Design, Setting, and Participants A randomized, triple-blind, placebo-controlled trial (the Reducing Anesthetic Complications in Children Undergoing Tonsillectomies [REACT] trial) was conducted at Perth Children’s Hospital (formerly Princess Margaret Hospital for Children), the only tertiary pediatric hospital in Western Australia. Participants included 484 children aged 0 to 8 years who were undergoing anesthesia for tonsillectomy. The study was conducted between July 15, 2014, and May 18, 2017.

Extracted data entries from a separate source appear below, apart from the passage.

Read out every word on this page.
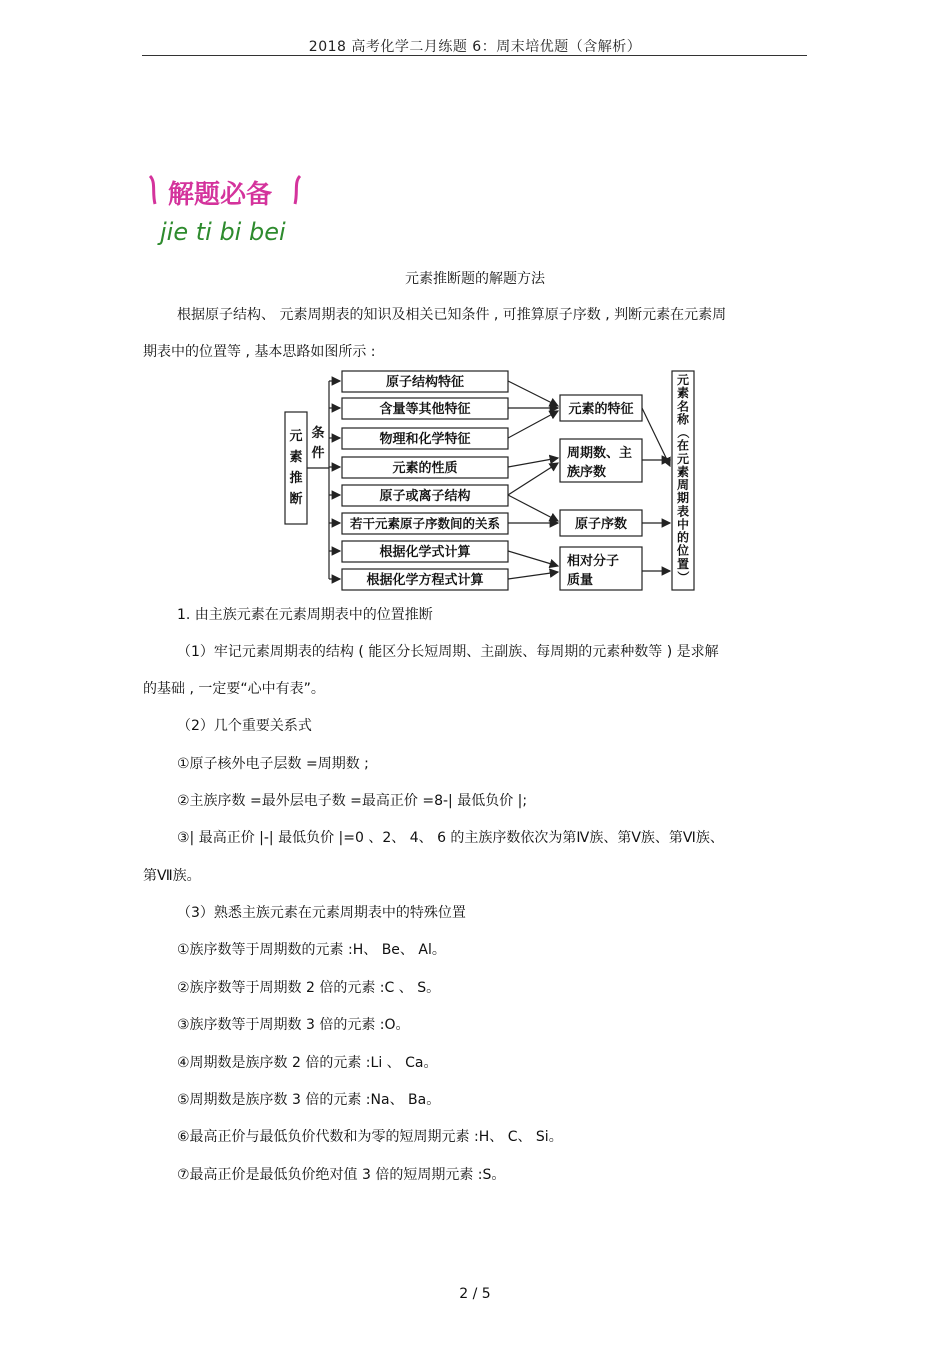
2018 高考化学二月练题 6：周末培优题（含解析）
解题必备
jie ti bi bei
元素推断题的解题方法
根据原子结构、 元素周期表的知识及相关已知条件 , 可推算原子序数 , 判断元素在元素周
期表中的位置等 , 基本思路如图所示 :
元
素
推
断
条
件
原子结构特征
含量等其他特征
物理和化学特征
元素的性质
原子或离子结构
若干元素原子序数间的关系
根据化学式计算
根据化学方程式计算
元素的特征
原子序数
周期数、主
族序数
相对分子
质量
元
素
名
称
（
在
元
素
周
期
表
中
的
位
置
）
1. 由主族元素在元素周期表中的位置推断
（1）牢记元素周期表的结构 ( 能区分长短周期、主副族、每周期的元素种数等 ) 是求解
的基础 , 一定要“心中有表”。
（2）几个重要关系式
①原子核外电子层数 =周期数 ;
②主族序数 =最外层电子数 =最高正价 =8-| 最低负价 |;
③| 最高正价 |-| 最低负价 |=0 、2、 4、 6 的主族序数依次为第Ⅳ族、第Ⅴ族、第Ⅵ族、
第Ⅶ族。
（3）熟悉主族元素在元素周期表中的特殊位置
①族序数等于周期数的元素 :H、 Be、 Al。
②族序数等于周期数 2 倍的元素 :C 、 S。
③族序数等于周期数 3 倍的元素 :O。
④周期数是族序数 2 倍的元素 :Li 、 Ca。
⑤周期数是族序数 3 倍的元素 :Na、 Ba。
⑥最高正价与最低负价代数和为零的短周期元素 :H、 C、 Si。
⑦最高正价是最低负价绝对值 3 倍的短周期元素 :S。
2 / 5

Interventions Participants were randomized to receive either albuterol (2 actuations, 200 μg) or placebo before their surgery.
Main Outcomes and Measures Occurrence of perioperative respiratory adverse events (bronchospasm, laryngospasm, airway obstruction, desaturation, coughing, and stridor) until discharge from the postanesthesia care unit.
Results Of 484 randomized children (median [range] age, 5.6 [1.6-8.9] years; 285 [58.9%] boys), 479 data sets were available for intention-to-treat analysis. Perioperative respiratory adverse events occurred in 67 of 241 children (27.8%) receiving albuterol and 114 of 238 children (47.9%) receiving placebo. After adjusting for age, type of airway device, and severity of obstructive sleep apnea in a binary logistic regression model, the likelihood of perioperative respiratory adverse events remained significantly higher in the placebo group compared with the albuterol group (odds ratio, 2.8; 95% CI, 1.9-4.2; P < .001). Significant differences were seen in children receiving placebo vs albuterol in laryngospasm (28 [11.8%] vs 12 [5.0%]; P = .009), coughing (79 [33.2%] vs 27 [11.2%]; P < .001), and oxygen desaturation (54 [22.7%] vs 36 [14.9%]; P = .03).
Conclusions and Relevance Albuterol premedication administered before tonsillectomy under general anesthesia in young children resulted in a clinically significant reduction in rates of perioperative respiratory adverse events compared with the rates in children who received placebo. Premedication with albuterol should be considered for children undergoing tonsillectomy.